Налетят казаки — быстро, будто горох по столу, рассыплются с угрозами и проклятьями люди и тут же, не успеешь моргнуть глазом, уже собрались в другом месте. И несутся белыми голубями ввысь — впервые за долгие годы свободно и открыто — большевистские лозунги «Хлеба!», «Мира!», «Долой войну!», «Долой самодержавие!». Без боязни звучит вырвавшееся из подполья дорогое слово «товарищ». Не «вашеблагородце», не «ваше-превосходительство», не «господин», не «мадам» и даже не «гражданин», нет — к черту их! — а прекрасное, рушащее все сословные барьеры, роднящее и сближающее, слаще музыки слово — «товарищ»…

Будто океан разыгрался в шторме — не унять, старайся не старайся. И вот уж городовые поосмирели, жмутся по подъездам, их словно меньше стало. И вот уж казаки проносятся на рысях и как бы не видят митингов. И дяденьки в енотах и бобрах, и дамочки с вуалями, и гимназисты, и даже юнкера пробегают по тротуарам, озабоченно и опасливо поглядывая на бурлящий рабочий люд.

Алексеев осип, горло болело от бесконечных речей на морозе, перед сотнями и тысячами, в шуме, гаме и реве голосов восторженных и озлобленных, протестующих и ненавидящих.

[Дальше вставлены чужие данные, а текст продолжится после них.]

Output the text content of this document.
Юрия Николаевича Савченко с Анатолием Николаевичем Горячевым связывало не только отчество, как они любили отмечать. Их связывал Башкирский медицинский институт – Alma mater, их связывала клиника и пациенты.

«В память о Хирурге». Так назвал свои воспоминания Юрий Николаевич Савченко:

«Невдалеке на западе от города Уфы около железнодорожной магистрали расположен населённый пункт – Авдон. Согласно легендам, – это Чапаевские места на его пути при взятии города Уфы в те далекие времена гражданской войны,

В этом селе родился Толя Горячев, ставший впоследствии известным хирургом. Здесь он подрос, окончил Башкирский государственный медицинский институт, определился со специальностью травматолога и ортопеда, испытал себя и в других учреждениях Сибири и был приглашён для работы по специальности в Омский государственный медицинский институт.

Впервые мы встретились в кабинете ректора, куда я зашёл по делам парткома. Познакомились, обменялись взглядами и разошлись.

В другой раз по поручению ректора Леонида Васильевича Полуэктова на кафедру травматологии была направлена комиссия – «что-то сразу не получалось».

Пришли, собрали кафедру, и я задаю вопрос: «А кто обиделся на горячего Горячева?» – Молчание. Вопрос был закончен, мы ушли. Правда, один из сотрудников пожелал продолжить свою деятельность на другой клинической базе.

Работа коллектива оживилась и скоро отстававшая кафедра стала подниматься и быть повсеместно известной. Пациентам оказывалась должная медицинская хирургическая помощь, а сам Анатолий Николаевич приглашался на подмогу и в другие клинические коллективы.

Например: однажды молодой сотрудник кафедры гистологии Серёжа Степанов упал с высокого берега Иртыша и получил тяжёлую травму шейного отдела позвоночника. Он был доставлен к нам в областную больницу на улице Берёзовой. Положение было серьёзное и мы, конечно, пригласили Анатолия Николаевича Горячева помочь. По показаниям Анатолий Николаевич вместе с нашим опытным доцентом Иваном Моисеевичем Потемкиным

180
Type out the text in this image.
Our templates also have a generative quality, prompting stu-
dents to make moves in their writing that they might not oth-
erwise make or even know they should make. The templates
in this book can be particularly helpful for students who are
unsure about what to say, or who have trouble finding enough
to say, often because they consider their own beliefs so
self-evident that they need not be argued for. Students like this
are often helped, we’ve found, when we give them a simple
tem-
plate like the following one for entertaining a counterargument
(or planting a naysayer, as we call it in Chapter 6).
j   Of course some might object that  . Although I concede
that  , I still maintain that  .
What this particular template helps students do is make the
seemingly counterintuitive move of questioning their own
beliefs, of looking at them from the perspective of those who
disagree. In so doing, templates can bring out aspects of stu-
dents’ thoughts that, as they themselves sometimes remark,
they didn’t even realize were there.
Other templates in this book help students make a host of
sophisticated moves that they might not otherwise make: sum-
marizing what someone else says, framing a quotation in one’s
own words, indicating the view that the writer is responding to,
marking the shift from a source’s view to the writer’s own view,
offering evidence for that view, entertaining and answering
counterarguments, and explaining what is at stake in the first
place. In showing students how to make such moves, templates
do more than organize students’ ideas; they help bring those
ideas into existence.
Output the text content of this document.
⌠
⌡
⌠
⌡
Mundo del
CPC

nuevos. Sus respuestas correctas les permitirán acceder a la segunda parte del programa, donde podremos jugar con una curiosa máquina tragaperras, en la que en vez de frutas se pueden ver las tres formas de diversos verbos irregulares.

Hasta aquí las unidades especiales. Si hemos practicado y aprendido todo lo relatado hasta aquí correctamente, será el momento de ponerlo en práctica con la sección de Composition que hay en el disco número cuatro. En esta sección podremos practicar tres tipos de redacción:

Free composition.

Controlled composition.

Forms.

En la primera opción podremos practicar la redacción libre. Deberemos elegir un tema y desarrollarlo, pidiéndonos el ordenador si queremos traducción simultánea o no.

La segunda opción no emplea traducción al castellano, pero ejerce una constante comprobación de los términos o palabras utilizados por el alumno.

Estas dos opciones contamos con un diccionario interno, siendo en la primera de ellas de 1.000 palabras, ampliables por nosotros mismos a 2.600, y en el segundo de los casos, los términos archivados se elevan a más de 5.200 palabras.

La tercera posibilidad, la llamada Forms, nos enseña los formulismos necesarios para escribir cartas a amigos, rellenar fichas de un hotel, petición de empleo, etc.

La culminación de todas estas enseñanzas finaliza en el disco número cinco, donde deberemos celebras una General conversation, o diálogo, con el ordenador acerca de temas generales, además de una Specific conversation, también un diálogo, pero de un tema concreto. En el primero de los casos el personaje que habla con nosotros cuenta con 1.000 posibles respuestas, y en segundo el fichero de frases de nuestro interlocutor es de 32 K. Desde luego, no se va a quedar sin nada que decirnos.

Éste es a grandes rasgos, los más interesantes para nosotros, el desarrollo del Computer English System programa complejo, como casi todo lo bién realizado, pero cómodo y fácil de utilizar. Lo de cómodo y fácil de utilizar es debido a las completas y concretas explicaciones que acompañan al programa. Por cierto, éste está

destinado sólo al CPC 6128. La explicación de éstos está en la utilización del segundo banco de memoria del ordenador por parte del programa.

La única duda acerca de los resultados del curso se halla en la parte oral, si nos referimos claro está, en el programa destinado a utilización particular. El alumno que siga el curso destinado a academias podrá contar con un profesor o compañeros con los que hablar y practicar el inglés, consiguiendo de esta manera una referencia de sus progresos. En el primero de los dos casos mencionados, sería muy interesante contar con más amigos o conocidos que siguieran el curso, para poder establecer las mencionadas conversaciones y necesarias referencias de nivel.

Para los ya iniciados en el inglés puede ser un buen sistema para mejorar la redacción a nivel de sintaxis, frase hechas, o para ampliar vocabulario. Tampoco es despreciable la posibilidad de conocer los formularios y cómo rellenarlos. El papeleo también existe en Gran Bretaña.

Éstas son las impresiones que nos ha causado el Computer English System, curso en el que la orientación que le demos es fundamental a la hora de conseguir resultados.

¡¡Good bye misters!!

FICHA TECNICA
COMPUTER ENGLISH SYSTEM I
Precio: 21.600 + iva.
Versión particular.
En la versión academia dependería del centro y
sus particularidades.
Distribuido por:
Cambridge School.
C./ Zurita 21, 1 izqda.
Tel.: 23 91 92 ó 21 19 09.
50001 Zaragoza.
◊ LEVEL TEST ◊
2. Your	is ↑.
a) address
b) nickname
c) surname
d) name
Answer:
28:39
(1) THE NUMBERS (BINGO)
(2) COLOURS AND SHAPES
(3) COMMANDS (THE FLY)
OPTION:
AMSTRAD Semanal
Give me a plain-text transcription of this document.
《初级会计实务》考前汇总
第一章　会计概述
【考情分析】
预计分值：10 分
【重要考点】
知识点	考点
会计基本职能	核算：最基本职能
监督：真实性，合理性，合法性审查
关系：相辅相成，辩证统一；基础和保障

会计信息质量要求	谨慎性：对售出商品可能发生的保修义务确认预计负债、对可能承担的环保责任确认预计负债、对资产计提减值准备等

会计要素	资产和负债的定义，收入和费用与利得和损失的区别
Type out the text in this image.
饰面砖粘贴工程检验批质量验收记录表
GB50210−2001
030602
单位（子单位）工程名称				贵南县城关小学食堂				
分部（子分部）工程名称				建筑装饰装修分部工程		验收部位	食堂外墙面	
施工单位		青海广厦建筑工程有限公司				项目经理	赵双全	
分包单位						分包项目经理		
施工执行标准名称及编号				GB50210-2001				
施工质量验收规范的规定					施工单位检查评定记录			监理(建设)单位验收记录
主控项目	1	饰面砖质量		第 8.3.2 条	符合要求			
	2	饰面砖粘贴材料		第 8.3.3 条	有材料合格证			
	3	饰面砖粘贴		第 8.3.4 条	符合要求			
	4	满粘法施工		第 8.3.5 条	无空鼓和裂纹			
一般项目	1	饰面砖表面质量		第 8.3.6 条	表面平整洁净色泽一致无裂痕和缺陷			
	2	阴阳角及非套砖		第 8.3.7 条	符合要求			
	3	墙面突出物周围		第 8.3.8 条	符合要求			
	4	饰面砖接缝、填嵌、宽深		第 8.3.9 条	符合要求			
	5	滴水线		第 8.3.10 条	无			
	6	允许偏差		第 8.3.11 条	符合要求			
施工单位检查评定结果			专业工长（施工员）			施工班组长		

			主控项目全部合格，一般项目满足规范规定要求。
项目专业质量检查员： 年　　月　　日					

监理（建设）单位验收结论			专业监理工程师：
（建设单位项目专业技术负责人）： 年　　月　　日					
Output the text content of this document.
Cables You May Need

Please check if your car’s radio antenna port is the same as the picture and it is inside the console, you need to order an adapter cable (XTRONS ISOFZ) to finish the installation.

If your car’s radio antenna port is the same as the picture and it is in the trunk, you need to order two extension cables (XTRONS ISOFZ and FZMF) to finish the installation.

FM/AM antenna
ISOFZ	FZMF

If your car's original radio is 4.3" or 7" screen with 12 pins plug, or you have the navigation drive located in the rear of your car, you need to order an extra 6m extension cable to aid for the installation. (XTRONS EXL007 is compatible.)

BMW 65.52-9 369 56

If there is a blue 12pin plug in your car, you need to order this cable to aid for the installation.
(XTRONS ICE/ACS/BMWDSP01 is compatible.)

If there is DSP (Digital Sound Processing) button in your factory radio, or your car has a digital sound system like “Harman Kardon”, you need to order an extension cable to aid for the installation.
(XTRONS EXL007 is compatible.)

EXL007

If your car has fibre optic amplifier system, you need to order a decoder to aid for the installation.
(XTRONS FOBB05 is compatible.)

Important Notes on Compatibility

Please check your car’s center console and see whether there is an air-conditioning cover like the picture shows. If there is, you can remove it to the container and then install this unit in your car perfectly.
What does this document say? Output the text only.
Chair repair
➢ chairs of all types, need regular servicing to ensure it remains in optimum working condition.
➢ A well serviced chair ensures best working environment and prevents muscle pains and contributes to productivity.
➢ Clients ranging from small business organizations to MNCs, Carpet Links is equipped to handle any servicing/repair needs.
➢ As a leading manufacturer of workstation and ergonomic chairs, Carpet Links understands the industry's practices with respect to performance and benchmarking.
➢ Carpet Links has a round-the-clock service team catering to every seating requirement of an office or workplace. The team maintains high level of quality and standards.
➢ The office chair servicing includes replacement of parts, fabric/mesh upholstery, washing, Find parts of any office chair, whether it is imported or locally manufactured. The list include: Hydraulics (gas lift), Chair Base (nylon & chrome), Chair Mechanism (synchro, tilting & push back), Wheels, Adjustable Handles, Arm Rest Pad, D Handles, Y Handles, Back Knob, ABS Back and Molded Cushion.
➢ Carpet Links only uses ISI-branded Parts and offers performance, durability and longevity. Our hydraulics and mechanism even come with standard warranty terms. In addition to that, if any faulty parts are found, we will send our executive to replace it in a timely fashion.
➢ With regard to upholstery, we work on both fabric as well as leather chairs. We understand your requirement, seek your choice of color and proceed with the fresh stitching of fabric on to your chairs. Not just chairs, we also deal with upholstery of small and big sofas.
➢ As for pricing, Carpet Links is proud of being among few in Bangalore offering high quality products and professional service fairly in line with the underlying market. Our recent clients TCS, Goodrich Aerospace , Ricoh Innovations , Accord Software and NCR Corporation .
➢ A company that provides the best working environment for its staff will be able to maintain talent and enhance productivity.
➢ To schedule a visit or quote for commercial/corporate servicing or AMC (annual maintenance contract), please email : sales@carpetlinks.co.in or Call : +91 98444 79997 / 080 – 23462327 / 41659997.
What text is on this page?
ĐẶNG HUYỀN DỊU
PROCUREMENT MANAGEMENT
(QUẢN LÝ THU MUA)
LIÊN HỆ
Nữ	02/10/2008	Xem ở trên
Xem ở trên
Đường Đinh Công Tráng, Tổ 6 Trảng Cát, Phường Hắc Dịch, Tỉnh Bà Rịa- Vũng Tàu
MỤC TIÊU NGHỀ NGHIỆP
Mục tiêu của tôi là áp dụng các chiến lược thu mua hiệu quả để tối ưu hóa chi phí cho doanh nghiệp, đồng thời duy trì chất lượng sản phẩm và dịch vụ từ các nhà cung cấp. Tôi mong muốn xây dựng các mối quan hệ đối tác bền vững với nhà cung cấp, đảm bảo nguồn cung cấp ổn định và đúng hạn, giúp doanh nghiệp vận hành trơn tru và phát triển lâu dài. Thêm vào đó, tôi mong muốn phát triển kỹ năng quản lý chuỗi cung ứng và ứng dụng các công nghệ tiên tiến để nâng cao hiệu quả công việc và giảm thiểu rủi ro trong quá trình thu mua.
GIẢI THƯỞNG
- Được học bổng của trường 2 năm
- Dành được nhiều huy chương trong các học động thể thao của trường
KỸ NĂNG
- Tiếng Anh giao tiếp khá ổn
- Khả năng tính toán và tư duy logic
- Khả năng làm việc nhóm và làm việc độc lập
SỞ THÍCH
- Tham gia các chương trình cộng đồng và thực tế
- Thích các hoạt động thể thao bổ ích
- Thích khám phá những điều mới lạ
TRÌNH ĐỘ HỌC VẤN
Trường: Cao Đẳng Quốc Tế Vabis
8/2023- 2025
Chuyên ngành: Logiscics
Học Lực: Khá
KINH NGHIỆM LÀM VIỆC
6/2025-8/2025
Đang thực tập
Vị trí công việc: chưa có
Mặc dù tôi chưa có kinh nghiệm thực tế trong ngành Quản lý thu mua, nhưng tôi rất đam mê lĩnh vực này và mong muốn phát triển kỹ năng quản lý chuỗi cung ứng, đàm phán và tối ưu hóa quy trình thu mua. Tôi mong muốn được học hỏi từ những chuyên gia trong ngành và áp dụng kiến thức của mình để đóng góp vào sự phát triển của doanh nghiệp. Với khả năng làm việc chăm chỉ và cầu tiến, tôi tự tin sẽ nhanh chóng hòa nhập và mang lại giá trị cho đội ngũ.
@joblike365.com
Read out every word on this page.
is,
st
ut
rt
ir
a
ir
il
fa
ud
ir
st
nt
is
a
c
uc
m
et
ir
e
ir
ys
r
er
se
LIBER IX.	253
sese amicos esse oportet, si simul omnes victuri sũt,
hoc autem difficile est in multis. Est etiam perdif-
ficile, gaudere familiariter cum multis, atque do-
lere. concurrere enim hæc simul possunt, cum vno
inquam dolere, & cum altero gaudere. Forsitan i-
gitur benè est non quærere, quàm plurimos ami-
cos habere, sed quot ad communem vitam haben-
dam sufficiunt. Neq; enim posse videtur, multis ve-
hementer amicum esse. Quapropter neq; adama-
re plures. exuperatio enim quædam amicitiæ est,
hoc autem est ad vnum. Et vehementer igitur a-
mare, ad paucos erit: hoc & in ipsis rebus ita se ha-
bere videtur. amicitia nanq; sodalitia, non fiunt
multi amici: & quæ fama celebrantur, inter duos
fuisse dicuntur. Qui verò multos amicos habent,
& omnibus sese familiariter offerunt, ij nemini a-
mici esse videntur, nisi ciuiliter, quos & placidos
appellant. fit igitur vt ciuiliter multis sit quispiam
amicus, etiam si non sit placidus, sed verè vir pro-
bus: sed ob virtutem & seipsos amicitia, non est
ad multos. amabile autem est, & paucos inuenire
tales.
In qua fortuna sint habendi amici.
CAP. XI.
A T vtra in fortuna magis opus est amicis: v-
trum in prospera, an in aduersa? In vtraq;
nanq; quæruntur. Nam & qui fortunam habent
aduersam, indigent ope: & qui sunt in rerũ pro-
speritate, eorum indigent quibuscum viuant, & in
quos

Далекие от политики, в большинстве своем малограмотные и пока еще не способные разобраться в программах различных партий, но уставшие от нищеты и угнетения, люди с жадностью слушали всех ораторов подряд, переходили от одной группы митинговавших к другой, сосали цигарки, судачили и ругались меж собой, сгоняли надоевшего оратора, с надеждой впиваясь глазами в следующего: вот сейчас наконец откроется вся правда жизни во всей чистоте и станет доподлинно ясно, за что и против кого биться.

Это были не просто речи, нет! Это были схватки с противниками — эсерами, меньшевиками, кадетами и анархистами, тоже кинувшимися в бой, — на глазах у массы и за массу, без которой никакая партия победить не может. И пока далеко не везде верх был у большевиков, ибо осколки здравого смысла поблескивали в речах почти всех говоривших и мало кому удавалось коротко и ясно выразить его целиком.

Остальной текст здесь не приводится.